Efforts already underway around the world demonstrate how focusing on quality of life can achieve major gains for people living with HIV. For example, India has a national initiative called Vihaan that goes beyond HIV treatment access by integrating programs that reduce stigma and discrimination and improve quality of life.
A major piece of their successful model centers on an innovative, tablet-based tool that helps facilitate case management, track quality of life-related metrics, and link clients to additional health and non-health services. To date, Vihaan has linked nearly 600,000 people living with HIV to social programs such as nutritional or pension schemes and facilitated reporting of more than 6,000 cases of family- and health service-related discrimination.
Similarly, in London, an innovative, government-run clinic called 56 Dean Street integrates a wide range of services — HIV treatment, mental health, and substance use counseling and treatment — in one location to simplify access to care and address the holistic needs of the community it reaches. For transgender people, the facility also provides linkages to sexual health and well-being services.
Pharmaceutical companies including Gilead Sciences, where I work, can play an important role in accelerating progress towards the fourth 90. For example, we recently established the Gilead Asia Pacific Rainbow Grant to fund innovative projects that place individuals and their communities at the heart of HIV care.
An estimated 5.9 million people are living with HIV in the Asia Pacific region, with the scale of the epidemic and local response varying greatly from country to country. Fewer than half of young people in most countries in the region have comprehensive knowledge of HIV due to stigma and discrimination.
The Asia Pacific Rainbow Grant aims to drive progress towards the fourth 90 by helping those affected by HIV achieve healthy and enriching lives. These programs include holistic health care projects, research that embodies people-centric care, and efforts to address discriminatory policies, unjust workplace practices, and social stigma.
The story of HIV is one of overcoming overwhelming odds time and again. The fourth 90 is in reach, but only if we collectively pool our resources and willpower.

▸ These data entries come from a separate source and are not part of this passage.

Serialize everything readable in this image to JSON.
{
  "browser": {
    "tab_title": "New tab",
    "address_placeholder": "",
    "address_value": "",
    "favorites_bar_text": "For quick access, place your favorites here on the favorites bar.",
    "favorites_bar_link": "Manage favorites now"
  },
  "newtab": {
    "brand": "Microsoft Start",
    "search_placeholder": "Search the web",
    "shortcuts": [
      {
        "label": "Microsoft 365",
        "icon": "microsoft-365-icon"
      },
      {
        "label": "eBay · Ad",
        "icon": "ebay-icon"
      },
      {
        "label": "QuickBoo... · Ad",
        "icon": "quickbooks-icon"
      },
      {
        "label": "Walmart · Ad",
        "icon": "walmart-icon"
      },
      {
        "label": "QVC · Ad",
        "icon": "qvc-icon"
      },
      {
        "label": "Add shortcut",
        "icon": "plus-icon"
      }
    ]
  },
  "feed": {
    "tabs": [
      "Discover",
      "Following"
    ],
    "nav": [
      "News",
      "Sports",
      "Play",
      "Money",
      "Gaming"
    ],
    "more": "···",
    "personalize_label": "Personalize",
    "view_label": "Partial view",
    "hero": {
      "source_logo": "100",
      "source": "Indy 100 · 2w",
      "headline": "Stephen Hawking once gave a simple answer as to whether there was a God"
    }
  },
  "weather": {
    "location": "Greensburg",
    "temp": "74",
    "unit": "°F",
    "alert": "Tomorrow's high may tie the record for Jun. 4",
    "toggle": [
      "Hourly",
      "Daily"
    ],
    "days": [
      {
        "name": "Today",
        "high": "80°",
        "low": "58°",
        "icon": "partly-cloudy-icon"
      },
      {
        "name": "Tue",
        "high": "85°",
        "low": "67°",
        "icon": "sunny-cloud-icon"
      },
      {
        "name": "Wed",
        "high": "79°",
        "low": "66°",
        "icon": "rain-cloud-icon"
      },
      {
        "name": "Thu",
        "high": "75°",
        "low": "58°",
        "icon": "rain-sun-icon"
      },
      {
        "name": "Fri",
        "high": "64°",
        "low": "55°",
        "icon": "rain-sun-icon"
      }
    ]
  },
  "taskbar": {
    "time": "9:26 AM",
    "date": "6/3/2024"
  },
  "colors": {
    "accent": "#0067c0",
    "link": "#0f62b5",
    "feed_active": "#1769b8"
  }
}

In practice, this means factoring health-related quality of life into national and local plans for ending HIV. For companies like Gilead, it’s supporting initiatives that encourage physical and mental health, celebrating diversity, and putting a stop to discrimination and stigma in the workplace. On a smaller scale, it’s every health care provider going beyond the viral load and asking questions about overall health and well-being when treating individuals living with HIV.
We all have a role to play in helping people with HIV live well, recognizing that HIV is a part of their lives among many other facets that contribute to their total health and well-being.